The lead photograph in this New York Times report tells an interesting and humane story. It’s of Kenyan workers moving a large cart of dying flowers to be destroyed.
The Kenyan flowers were meant for European markets, but the flight cancellations caused by the Icelandic volcano resulted in these flowers never getting to market.
That part of the story is a bit sad. Europeans who would have enjoyed these flowers don’t get them, and the Kenyan flower-growers who would have enjoyed the income from selling their flowers don’t get that income.
But the deeper lesson is that peaceful, commercial integration between equatorial Africans and Europeans has bettered the lives of both peoples. Europeans have better and less-expensive access to fresh flowers. But while this improvement in the living standards of ordinary Europeans is relatively mild – I’ll bet that very few Europeans who buy fresh flowers from Kenya ever realize that their lives are made better by such commerce – the improvement in the lives of Kenyans looks to be substantial.
Look carefully at the workplace in that picture. It’s clean, airy, uncrowded, and well-lit. And the workers there, I’m certain, earn wages that are far above the subsistence level, and also above whatever these workers earned prior to the growth of the transcontinental trade in flowers made possible by the jet engine.
The improvement in the quality of life of ordinary Kenyans made possible today by globalization is noticeable.
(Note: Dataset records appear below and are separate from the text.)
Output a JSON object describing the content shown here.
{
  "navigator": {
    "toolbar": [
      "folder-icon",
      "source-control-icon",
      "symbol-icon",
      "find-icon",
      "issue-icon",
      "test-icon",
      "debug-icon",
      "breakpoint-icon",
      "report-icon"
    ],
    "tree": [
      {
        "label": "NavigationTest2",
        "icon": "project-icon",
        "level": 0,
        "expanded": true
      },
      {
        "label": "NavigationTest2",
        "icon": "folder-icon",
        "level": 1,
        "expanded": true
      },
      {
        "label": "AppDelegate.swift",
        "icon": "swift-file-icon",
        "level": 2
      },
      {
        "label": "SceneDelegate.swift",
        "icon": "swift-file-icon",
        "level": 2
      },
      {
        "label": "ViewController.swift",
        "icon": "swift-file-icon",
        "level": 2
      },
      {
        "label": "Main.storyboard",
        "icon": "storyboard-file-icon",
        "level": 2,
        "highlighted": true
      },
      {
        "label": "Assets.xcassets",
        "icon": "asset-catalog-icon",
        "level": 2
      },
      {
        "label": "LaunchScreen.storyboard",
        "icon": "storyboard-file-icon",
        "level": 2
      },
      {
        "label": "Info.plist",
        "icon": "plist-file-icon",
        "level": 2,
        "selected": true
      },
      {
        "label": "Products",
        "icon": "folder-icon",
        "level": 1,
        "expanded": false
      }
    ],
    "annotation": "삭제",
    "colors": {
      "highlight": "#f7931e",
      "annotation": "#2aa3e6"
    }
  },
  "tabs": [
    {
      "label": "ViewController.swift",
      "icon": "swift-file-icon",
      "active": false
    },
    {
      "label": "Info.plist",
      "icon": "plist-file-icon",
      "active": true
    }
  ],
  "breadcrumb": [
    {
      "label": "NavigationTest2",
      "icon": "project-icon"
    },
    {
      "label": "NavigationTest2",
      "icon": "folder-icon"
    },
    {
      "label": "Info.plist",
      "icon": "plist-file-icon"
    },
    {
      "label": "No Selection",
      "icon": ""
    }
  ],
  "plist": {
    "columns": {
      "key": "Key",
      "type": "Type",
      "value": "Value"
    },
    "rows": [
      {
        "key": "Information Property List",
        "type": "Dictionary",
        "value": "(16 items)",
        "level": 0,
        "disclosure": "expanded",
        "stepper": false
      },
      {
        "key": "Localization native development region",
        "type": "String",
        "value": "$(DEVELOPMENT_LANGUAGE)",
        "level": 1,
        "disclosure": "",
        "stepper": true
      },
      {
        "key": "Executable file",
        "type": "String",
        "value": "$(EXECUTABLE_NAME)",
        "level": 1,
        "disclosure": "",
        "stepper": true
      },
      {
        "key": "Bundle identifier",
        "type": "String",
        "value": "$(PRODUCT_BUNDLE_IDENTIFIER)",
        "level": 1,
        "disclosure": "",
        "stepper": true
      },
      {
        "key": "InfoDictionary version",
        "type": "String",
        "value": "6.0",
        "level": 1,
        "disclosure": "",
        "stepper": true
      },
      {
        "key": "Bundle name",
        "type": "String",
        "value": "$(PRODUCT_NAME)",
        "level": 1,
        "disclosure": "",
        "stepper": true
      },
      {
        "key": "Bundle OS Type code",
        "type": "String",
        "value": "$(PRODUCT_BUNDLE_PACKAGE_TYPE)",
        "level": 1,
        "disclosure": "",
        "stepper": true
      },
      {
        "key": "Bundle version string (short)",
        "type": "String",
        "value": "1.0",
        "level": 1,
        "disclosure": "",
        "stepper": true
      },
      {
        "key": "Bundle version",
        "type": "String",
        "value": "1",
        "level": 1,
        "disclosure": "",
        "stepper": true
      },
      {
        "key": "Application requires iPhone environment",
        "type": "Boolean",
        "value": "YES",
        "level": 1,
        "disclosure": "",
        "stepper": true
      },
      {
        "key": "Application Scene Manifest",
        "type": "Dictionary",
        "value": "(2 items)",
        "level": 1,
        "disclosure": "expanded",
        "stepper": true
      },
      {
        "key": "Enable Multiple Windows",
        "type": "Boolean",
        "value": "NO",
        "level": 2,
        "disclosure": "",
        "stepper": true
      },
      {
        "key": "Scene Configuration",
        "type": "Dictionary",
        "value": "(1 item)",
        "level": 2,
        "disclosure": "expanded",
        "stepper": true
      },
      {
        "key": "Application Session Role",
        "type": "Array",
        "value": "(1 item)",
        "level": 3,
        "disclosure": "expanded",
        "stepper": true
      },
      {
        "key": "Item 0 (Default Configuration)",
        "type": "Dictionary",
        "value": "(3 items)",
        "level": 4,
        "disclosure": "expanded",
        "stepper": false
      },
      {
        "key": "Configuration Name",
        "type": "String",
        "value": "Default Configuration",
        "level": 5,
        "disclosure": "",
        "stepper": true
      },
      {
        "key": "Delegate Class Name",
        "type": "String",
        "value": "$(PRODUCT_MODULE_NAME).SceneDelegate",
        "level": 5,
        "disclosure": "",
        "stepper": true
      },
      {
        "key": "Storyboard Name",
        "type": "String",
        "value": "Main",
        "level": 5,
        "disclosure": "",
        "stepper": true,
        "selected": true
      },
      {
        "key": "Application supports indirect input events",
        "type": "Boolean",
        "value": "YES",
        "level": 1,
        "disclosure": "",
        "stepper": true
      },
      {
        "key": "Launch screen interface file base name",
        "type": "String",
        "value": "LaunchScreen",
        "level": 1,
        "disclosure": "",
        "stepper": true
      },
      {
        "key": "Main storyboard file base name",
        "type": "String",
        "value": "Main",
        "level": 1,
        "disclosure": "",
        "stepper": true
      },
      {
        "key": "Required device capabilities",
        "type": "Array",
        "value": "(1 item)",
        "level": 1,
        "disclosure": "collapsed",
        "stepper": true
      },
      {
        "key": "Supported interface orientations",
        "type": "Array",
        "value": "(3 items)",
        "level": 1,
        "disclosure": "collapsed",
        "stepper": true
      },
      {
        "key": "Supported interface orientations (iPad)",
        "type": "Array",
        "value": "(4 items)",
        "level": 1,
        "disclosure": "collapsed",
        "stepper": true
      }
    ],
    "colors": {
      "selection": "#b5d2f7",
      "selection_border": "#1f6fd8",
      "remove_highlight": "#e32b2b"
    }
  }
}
Ten or eleven years ago my friend Bob Higgs visited Kenya. He returned with pictures, of course. Some of these showed small mud huts that were the homes of some of the Kenyans he met. I don’t know how many Kenyans today live in such conditions, but I do know that, as long as globalization continues to spread and as long as Kenya is part of it, the day is not far off when mud huts in Kenya – like mud huts in Europe – will no longer exist.